这里的中老年教师是民师转正的,非科班出身,却十分敬业,午饭后从不休息,在教室里给路远不回家的学生辅导功课;年轻教师皆师范毕业,上进、爱学习,小潮是只“书虫”,总是捧一本厚厚的书,走路看、吃饭看、上厕所看;大潮温厚内秀,颇有古风;小吴跟我搭班,任班主任,教两个年级数学还兼出纳,所有工作打理得井井有条;汪主任能力强、多才多艺,处事果敢有担当。
面对这样一帮人,还有一群纯朴可爱的孩子,作为挂职校长的我,总想为大家做点什么。
“教育对每个学生来说应是公平的,地处偏远薄弱学校的孩子也应享受相对平等的教育资源,所以,不管将来怎样,现在,我们要对这里的学生和教师负责。”我在局党委会上的动情叙说,最终赢得了领导支持。
两个星期后,拿着签好的基建合同,我不禁感慨万千:270多天的牵挂与期盼总算尘埃落定......
07
走在长风江畔,心中怅然。还没来得及收获秋的果实,回归的号角已悄然奏响。江水依然潺潺不休,像是在跟老朋友道别,哗哗的叮咛中,夹杂着缠绵与别愁,向着远方蜿蜒而去。
遥望长风沙,不禁想起昔日江畔野炊的欢娱、“31脚”竞赛的激动人心,还有学校教研开放日、城乡师生大联欢、检察院助教捐赠仪式等,轰轰烈烈的情景历历在目。

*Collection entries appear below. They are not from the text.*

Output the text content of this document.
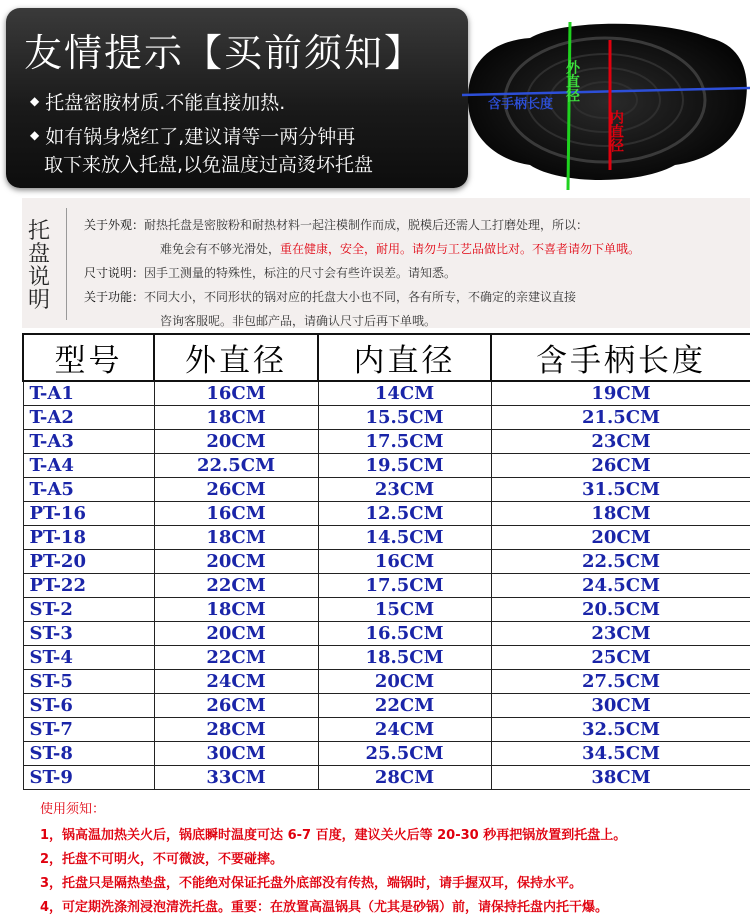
友情提示【买前须知】
◆ 托盘密胺材质.不能直接加热.
◆ 如有锅身烧红了,建议请等一两分钟再
取下来放入托盘,以免温度过高烫坏托盘
外直径
含手柄长度
内直径
托盘说明
关于外观：耐热托盘是密胺粉和耐热材料一起注模制作而成，脱模后还需人工打磨处理，所以：
难免会有不够光滑处，重在健康，安全，耐用。请勿与工艺品做比对。不喜者请勿下单哦。
尺寸说明：因手工测量的特殊性，标注的尺寸会有些许误差。请知悉。
关于功能：不同大小，不同形状的锅对应的托盘大小也不同，各有所专，不确定的亲建议直接
咨询客服呢。非包邮产品，请确认尺寸后再下单哦。
型号	外直径	内直径	含手柄长度
T-A1	16CM	14CM	19CM
T-A2	18CM	15.5CM	21.5CM
T-A3	20CM	17.5CM	23CM
T-A4	22.5CM	19.5CM	26CM
T-A5	26CM	23CM	31.5CM
PT-16	16CM	12.5CM	18CM
PT-18	18CM	14.5CM	20CM
PT-20	20CM	16CM	22.5CM
PT-22	22CM	17.5CM	24.5CM
ST-2	18CM	15CM	20.5CM
ST-3	20CM	16.5CM	23CM
ST-4	22CM	18.5CM	25CM
ST-5	24CM	20CM	27.5CM
ST-6	26CM	22CM	30CM
ST-7	28CM	24CM	32.5CM
ST-8	30CM	25.5CM	34.5CM
ST-9	33CM	28CM	38CM
使用须知：
1，锅高温加热关火后，锅底瞬时温度可达 6-7 百度，建议关火后等 20-30 秒再把锅放置到托盘上。
2，托盘不可明火，不可微波，不要碰摔。
3，托盘只是隔热垫盘，不能绝对保证托盘外底部没有传热，端锅时，请手握双耳，保持水平。
4，可定期洗涤剂浸泡清洗托盘。重要：在放置高温锅具（尤其是砂锅）前，请保持托盘内托干爆。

村书记和主任来校送别,说真想联合村民写信给上级,把你留下,但想到你一个女同志,不辞劳苦地在这待了一年,付出的太多,又不忍心挽留。
送别的宴席吃了一顿又一顿,今天你请,明天他请;祝福的话儿说了一遍又一遍,总也说不够……
是啊,短短的一年,我与这里的人结下了深厚的友谊。常常,下班时,我的自行车篓里,不是躺着几个南瓜,就是一捆蔬菜。我不知道是谁搁的,但我知道,是淳朴的师生用最朴实的方式表达他们最真诚的心意。
当散学的钟声敲响离别的心门,视野渐渐开阔:苍穹之中,一群翱翔的大鸟,挥舞着强健的翅膀,搏击长空,向着广袤的乡野播撒着种子——希望的种子。